Había que devolver a la vida la tierra alrededor de la Cabaña de Tony. Ésa sí que era mi lucha —y una de vital importancia— y nadie más podía llevarla a cabo por mí. Se recuperaría por sí misma en otro millar de años, más o menos, pero si se curara ahora se borraría el rastro de todo lo que había hecho Aenghus Óg en el mundo, y no podía dejarlo así cuando yo había sido el responsable indirecto de que sucediera. Su mera existencia me molestaba, lo sentía a través de los tatuajes que me unían a la tierra. Era como una herida necrótica en el dorso de la mano, que tal vez deja que la extremidad siga funcionando, pero poco a poco perturba la sensación de salud y armonía que un alma necesita para tener paz. El problema era que tardaría años en recuperar la tierra, lo que significaba que tendría que quedarme en la ciudad y proteger el proverbial castillo.
Asimismo, significaba que tendría que portarme bien en la zona de juego y echar una mano a Malina cuando necesitara ayuda. Al menos ella estaba dispuesta a convivir en paz, mientras que die Töchter des dritten Hauses se habían empeñado en demostrar que no.

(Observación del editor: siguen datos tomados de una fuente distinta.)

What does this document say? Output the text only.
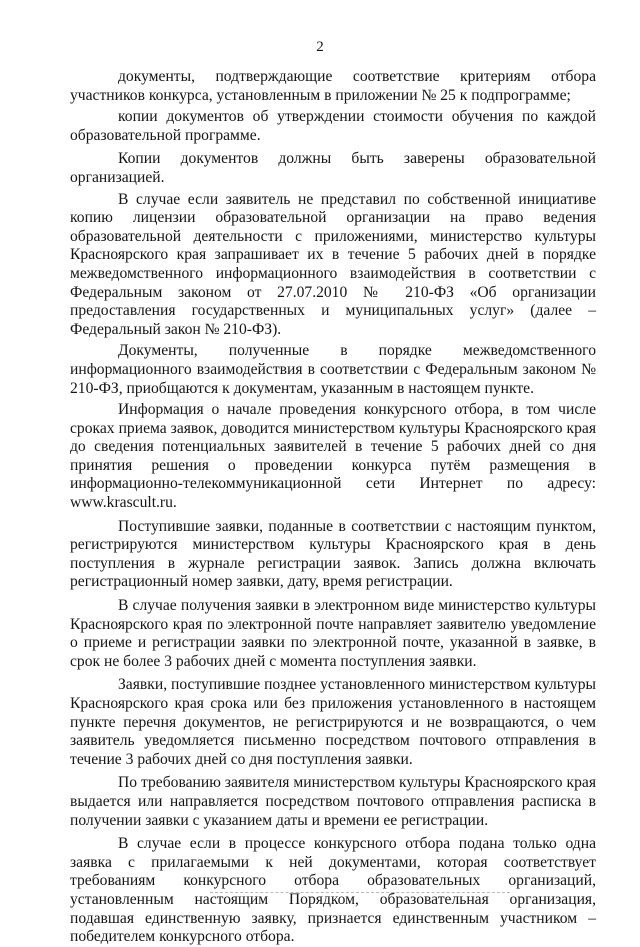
2

документы, подтверждающие соответствие критериям отбора участников конкурса, установленным в приложении № 25 к подпрограмме;

копии документов об утверждении стоимости обучения по каждой образовательной программе.

Копии документов должны быть заверены образовательной организацией.

В случае если заявитель не представил по собственной инициативе копию лицензии образовательной организации на право ведения образовательной деятельности с приложениями, министерство культуры Красноярского края запрашивает их в течение 5 рабочих дней в порядке межведомственного информационного взаимодействия в соответствии с Федеральным законом от 27.07.2010 № 210-ФЗ «Об организации предоставления государственных и муниципальных услуг» (далее – Федеральный закон № 210-ФЗ).

Документы, полученные в порядке межведомственного информационного взаимодействия в соответствии с Федеральным законом № 210-ФЗ, приобщаются к документам, указанным в настоящем пункте.

Информация о начале проведения конкурсного отбора, в том числе сроках приема заявок, доводится министерством культуры Красноярского края до сведения потенциальных заявителей в течение 5 рабочих дней со дня принятия решения о проведении конкурса путём размещения в информационно-телекоммуникационной сети Интернет по адресу: www.krascult.ru.

Поступившие заявки, поданные в соответствии с настоящим пунктом, регистрируются министерством культуры Красноярского края в день поступления в журнале регистрации заявок. Запись должна включать регистрационный номер заявки, дату, время регистрации.

В случае получения заявки в электронном виде министерство культуры Красноярского края по электронной почте направляет заявителю уведомление о приеме и регистрации заявки по электронной почте, указанной в заявке, в срок не более 3 рабочих дней с момента поступления заявки.

Заявки, поступившие позднее установленного министерством культуры Красноярского края срока или без приложения установленного в настоящем пункте перечня документов, не регистрируются и не возвращаются, о чем заявитель уведомляется письменно посредством почтового отправления в течение 3 рабочих дней со дня поступления заявки.

По требованию заявителя министерством культуры Красноярского края выдается или направляется посредством почтового отправления расписка в получении заявки с указанием даты и времени ее регистрации.

В случае если в процессе конкурсного отбора подана только одна заявка с прилагаемыми к ней документами, которая соответствует требованиям конкурсного отбора образовательных организаций, установленным настоящим Порядком, образовательная организация, подавшая единственную заявку, признается единственным участником – победителем конкурсного отбора.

Otra cosa que tenía que tener en cuenta era la posibilidad de que me estuvieran vigilando y ya no me fuera tan fácil desaparecer como en el pasado. Estaba claro que el padre Gregory y el rabino Yosef me observaban de cerca o estaban en contacto con alguien que lo hacía. Me gustase o no, al matar a Aenghus Óg me había hecho mucho más notorio y si varios seres decidían que les apetecía probarse contra mí, más me valía defenderme en un lugar en el que había tenido años para colocar mis conjuros.

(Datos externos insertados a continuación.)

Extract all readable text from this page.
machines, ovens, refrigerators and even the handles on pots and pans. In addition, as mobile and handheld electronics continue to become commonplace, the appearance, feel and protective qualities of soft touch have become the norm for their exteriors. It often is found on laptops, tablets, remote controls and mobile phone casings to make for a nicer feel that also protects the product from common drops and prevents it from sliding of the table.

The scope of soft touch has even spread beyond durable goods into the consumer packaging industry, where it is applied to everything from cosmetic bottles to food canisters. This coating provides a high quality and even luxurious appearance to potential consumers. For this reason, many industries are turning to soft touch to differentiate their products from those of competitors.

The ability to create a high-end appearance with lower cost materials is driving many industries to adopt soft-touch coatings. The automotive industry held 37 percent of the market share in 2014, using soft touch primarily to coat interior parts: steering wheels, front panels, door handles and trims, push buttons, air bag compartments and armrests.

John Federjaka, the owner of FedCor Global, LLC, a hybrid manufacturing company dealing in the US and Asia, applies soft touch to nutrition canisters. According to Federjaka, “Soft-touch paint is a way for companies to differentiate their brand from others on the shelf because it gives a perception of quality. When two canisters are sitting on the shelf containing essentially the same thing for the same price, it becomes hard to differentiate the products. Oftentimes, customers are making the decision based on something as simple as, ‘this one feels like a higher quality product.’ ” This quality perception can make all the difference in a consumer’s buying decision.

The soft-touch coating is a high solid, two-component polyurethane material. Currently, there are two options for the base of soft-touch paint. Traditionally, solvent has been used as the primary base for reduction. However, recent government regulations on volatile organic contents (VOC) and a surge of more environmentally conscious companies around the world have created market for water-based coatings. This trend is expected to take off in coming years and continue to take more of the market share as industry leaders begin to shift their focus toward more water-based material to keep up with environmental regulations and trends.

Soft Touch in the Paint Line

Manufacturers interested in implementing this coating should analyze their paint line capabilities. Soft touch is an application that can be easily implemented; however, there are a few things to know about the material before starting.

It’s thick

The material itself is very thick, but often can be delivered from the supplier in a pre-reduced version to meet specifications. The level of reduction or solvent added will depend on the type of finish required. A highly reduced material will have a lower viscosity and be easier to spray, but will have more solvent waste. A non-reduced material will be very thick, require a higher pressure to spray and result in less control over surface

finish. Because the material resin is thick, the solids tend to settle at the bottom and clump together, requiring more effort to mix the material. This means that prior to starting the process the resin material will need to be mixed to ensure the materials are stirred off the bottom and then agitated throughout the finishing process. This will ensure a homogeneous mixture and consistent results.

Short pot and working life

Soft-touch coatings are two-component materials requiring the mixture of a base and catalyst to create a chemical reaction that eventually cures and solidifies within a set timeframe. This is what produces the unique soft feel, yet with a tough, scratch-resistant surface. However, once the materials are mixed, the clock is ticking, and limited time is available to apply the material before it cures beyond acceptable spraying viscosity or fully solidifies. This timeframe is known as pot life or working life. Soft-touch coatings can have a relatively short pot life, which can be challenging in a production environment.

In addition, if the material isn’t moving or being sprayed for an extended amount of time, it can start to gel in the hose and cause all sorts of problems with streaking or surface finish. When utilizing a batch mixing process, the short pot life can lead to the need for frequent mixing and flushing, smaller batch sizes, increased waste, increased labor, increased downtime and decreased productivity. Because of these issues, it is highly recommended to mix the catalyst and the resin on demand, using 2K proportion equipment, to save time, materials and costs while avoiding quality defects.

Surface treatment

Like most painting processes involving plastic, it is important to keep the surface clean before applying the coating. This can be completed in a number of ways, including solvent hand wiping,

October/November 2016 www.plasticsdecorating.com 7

Pero ¿por qué parecía que la Fortuna me empujaba a una reyerta callejera con Thor? El robo de las manzanas de Idun lo haría levantarse tan rápido como si se hubiera sentado sobre un puercoespín.
—¿Has estado hablando con mi abogado, Leif Helgarson? —pregunté a Laksha—. ¿Un cabronazo de miedo, pálido y rubio, que lleva traje inglés?
—No. —Sacudió la cabeza y frunció el entrecejo—. Creía que tu abogado era el hombre lobo que rescatamos en las montañas.
—Y lo es. Tengo dos abogados, pero ambos odian a Thor. ¿Alguno de ellos te ha animado a hacer esto?
—Casi todo el mundo odia a Thor. —Laksha sonrió—. Pero no, no me han hablado de nada de esto.
—Entonces, ¿esto es tu propia manera de hacerme luchar contra él? Es como si todo el mundo quisiera sacarnos al ruedo y comprarse los asientos de primera fila.
—No, ésta es mi manera de conservar este cuerpo sin tener que aumentar mi deuda kármica.
Suspiré, para liberar un poco de tensión de los músculos, y me froté los ojos con los nudillos.
—Está bien. Vamos a pensarlo bien. Si tu objetivo es cultivar tu propio manzano de la súper mega fruta de la eterna juventud, en realidad no necesitas todas las manzanas de Idun, ¿no? Sólo necesitas una para conseguir las semillas.
—No. —Laksha volvió a sacudir la cabeza y dio varios golpecitos a la mesa para que quedase más claro—. Las quiero todas, por si me sale mal.
—Bueno, si voy a planteármelo, al menos me gustaría tener la posibilidad de salir con vida de todo esto. Si robo una manzana, podría escaparme sin que nadie se diera cuenta, porque el mito dice que guarda sus manzanas en una cesta que está siempre llena. Pero si las robo todas, hasta el último dios nórdico vendrá a por mí, y a por ti también, debo añadir. Sé razonable. Una sola manzana será suficiente.
—¿Cómo puedo estar segura de que la manzana que me traes es de Idun?
—Pues porque será dorada, para empezar, y porque después de morderla deberías sentirte de puta madre, si creemos lo que cuentan.
Laksha se rió.
—Está bien. En el pasado has demostrado ser un hombre de palabra. Doce bacantes muertas esta noche a cambio de una de las manzanas de Idun antes de Año Nuevo.
Nos dimos un apretón de manos mientras Granuaile meneaba la cabeza, perpleja.
—He oído conversaciones de lo más extrañas trabajando en el bar —dijo—, pero creo que ésta las supera a todas.